Sometimes the very stories we wish to release can become the very ones we have grown the most attached to. In all their complex, painful, intertwined ways. We somehow feel that our wounds have come to define who we are. Our badges of honour to show our worth, how far we have come and all we are capable of overcoming.

And so when faced with the choice to release those stories, to compose a new ending, middle or beginning there can be a real resistance, a literal fight to the death. To save that which it seems our very life breath rests on.

And why? Because when the very foundations of what we have based a lifetime on and this can be: I never fall in Love, I dont deserve success, life must be a struggle- starts to crumble it can feel like our very life is falling apart. Yes it may have been something we wished to change but actually we had no real idea what that change would involve. That the very process could shake our very foundations and cause us to question every decision we ever made, every path we ever followed and most of all where we find ourselves now.

So when faced with this prospect what do we do? We do what we always did. What the story has forever dictated is our modus operandi. Be this fight, attack, run away, find distractions, undermine, self sabotague. For our resistance to letting go often holds the hallmarks of the way we have approached life to this point. Did we run when it became too intimate? Did we attack when we felt threatened, did we walk away even before the work could begin, did we find fault in the very thing we yearned for.  And the puzzle is we know it is this behaviour that has led us into the life we wish to change. And then when presented with the opportunity for change we yet again play the very part that has strangled our truth for so long.

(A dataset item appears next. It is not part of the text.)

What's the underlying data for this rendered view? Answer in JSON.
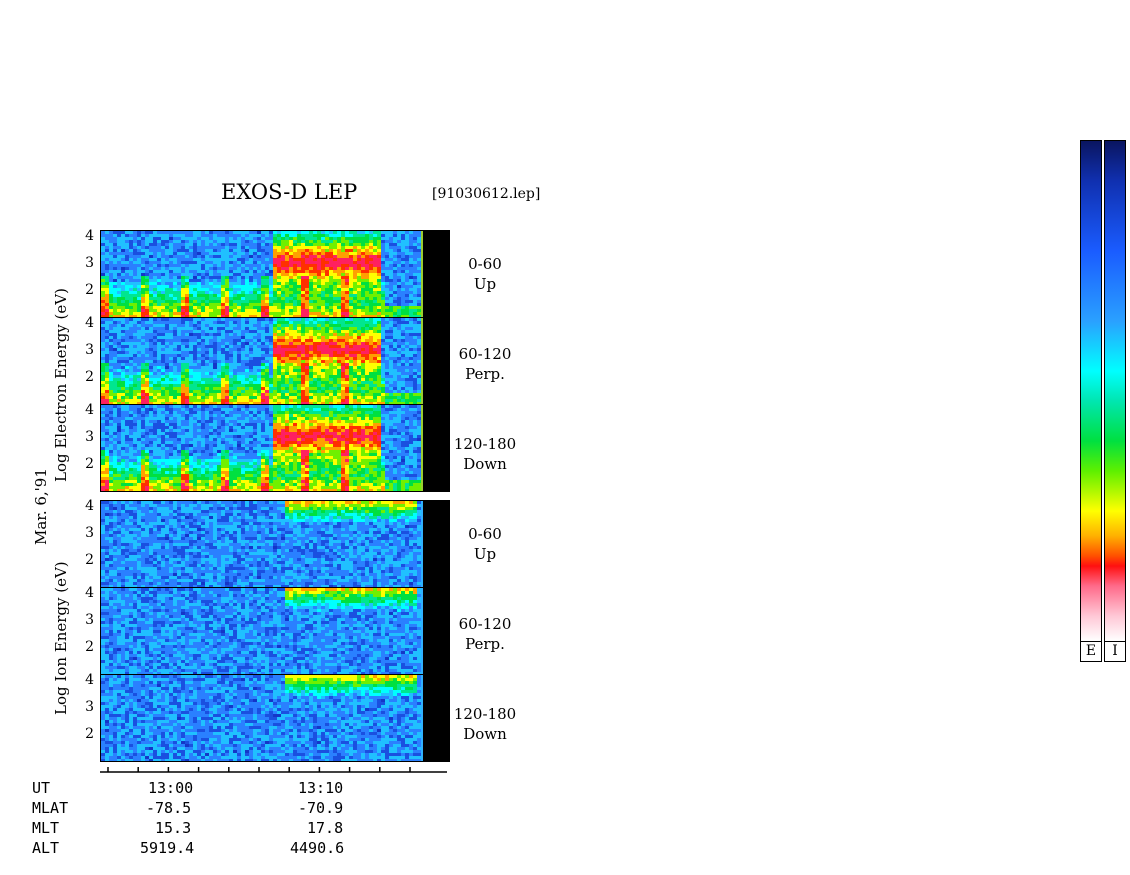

How do we break out of this? Personally and what I now often say to clients from my own experiences, we need to ask: how much do I want this? How much do I want to break free of this? How much do I want what lies on the other side. When undergoing my Shamanic Initiations what often kept me going in some deeply challenging moments was what I was wanting on the other side. The question to ask is: if you want to feel more at peace, if you want more Love, if you want better health, if you want to feel an ease inside you- how much do you want it? And what would you be prepared to do for it? I know there is not much I would not do for the things my heart yearns for.

The paradox can lie often in the fact that the very thing we yearn for can also be that which we are most afraid of. And often this yearning and burning is Spirit’s way of pushing us every forwards. For we do not yearn for something that one some level we have not already attained or tasted. Whether that be in the dream world only for now. If you have tasted it once in whatever capacity then its possible you can attain it. Be this Love, Parenthood, Success, Abundance. What can happen is we want Love and to be in a relationship but fear Intimacy. We want Success but feel we are not worthy of the attention, we want Abundance but worry what we will do when we get it- will we somehow lose our Soul in the process?

We need to ask ourselves what do I gain from holding onto my wounds, my old stories? Sure there may be a familiarity, it may even feel comfortable in a strange way, but other than that what are you actually gaining? How is your life enriched by say pushing away intimacy, or believing life must be a struggle? What would it take to change your story? What would it take to say I can be the person who finds the easier path in life, I can be the person who allows their defences down and welcomes intimacy in. Even if you start that shift in the dream scape, in the mental imaginings, that is a large leap in the work. We can dream anything so why limit yourself to the old story?

To want a different life and then not allow that difference to manifest into new ways of thinking or relating turns the notion of healing into some terrible film. Where the protagonist keeps running away from the prize- whatever that may be- only to have it fall into his/her lap, or chase after him or her. Truly in life- we need to meet the things we wish for half way. If we are waiting for our new life to come after us, wrestle our old stories to the ground and make us accept a new way of being- we may well be waiting a very long time.

Being Masters of our own Destiny means showing up, fighting for what we want- and most of the time the fight is with ourselves and being more than willing to let go of the old stories that limited us to make way for the new we wish to be co creators of.